Paru en 1997, SOIFS est le premier volet d’une fresque littéraire sans égal s’étendant sur dix romans créés par Marie-Claire Blais. Si la lecture de l’œuvre – trop peu fréquentée – de l’autrice représente d’ores et déjà un certain défi, l’adaptation pour le théâtre, actuellement présentée à l’Espace Go, semblait impensable.
Pas pour les co-metteurs en scène, Denis Marleau et Stéphanie Jasmin, dont la volonté était de transposer sur scène la vertigineuse saga sans dénaturer la plume de Blais. Pour ce faire, ils ont choisi de conserver le continuum de paroles, plutôt que d’extraire des dialogues propres à la forme théâtrale, maintenant ainsi le flux-reflux incessant qui relie les personnages entre eux. Le processus est lourd, mais hypnotisant.
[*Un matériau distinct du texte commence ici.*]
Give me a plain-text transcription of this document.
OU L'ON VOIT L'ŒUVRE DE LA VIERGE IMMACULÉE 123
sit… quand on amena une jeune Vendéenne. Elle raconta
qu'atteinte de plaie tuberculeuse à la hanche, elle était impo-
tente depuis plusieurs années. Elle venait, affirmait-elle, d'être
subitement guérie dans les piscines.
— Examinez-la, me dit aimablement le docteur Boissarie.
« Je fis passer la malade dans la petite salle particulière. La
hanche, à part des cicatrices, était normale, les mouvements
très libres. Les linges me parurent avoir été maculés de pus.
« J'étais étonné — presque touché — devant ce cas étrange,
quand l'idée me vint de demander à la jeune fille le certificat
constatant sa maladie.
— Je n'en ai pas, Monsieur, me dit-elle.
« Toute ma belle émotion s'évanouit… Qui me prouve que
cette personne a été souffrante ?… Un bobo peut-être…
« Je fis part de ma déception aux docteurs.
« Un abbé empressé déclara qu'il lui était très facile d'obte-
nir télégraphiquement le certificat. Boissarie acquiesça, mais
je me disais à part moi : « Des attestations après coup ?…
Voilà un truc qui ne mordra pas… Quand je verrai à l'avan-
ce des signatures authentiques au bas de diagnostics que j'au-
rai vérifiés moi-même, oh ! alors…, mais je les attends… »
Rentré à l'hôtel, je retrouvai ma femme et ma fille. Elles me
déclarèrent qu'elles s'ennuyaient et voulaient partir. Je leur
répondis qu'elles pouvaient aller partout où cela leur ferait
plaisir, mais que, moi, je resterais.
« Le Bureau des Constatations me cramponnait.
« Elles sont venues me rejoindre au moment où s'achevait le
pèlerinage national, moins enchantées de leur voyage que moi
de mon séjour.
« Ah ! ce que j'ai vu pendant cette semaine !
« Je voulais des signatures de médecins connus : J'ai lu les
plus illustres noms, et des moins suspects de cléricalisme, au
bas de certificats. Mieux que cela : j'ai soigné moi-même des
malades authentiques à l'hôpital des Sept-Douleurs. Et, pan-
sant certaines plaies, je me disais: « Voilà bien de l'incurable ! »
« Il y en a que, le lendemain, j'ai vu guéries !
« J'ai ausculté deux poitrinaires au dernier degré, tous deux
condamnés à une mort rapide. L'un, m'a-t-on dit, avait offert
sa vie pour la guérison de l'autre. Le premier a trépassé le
Ils ont aussi choisi de s’adjoindre une distribution impériale de comédiens qui réussissent à incarner l’état dont ils font simultanément la narration. Les personnages se frôlent sans jamais interagir et leurs univers intérieurs se répandent et se répondent sans jamais briser le rythme qui, telle la mer, berce et transporte le spectateur ou encore l’inonde et l’engloutit. Noyé dans ce fouillis de mots torrentiel, ce dernier, à bout de souffle, cherchera un peu d’air à la surface. Car malgré ses somptueuses logorrhées, le spectacle-fleuve d’une durée de quatre heures (!) est exigeant et donne lieu à d’inévitables longueurs.
On embarque donc dans SOIFS Matériaux avec beaucoup de précautions: dès les premières minutes, on apprivoise l’œuvre, le temps de s’habituer à la tonalité, à l’écriture au souffle unique s’étalant en longues phrases fulgurantes, tels des plans-séquences au cinéma.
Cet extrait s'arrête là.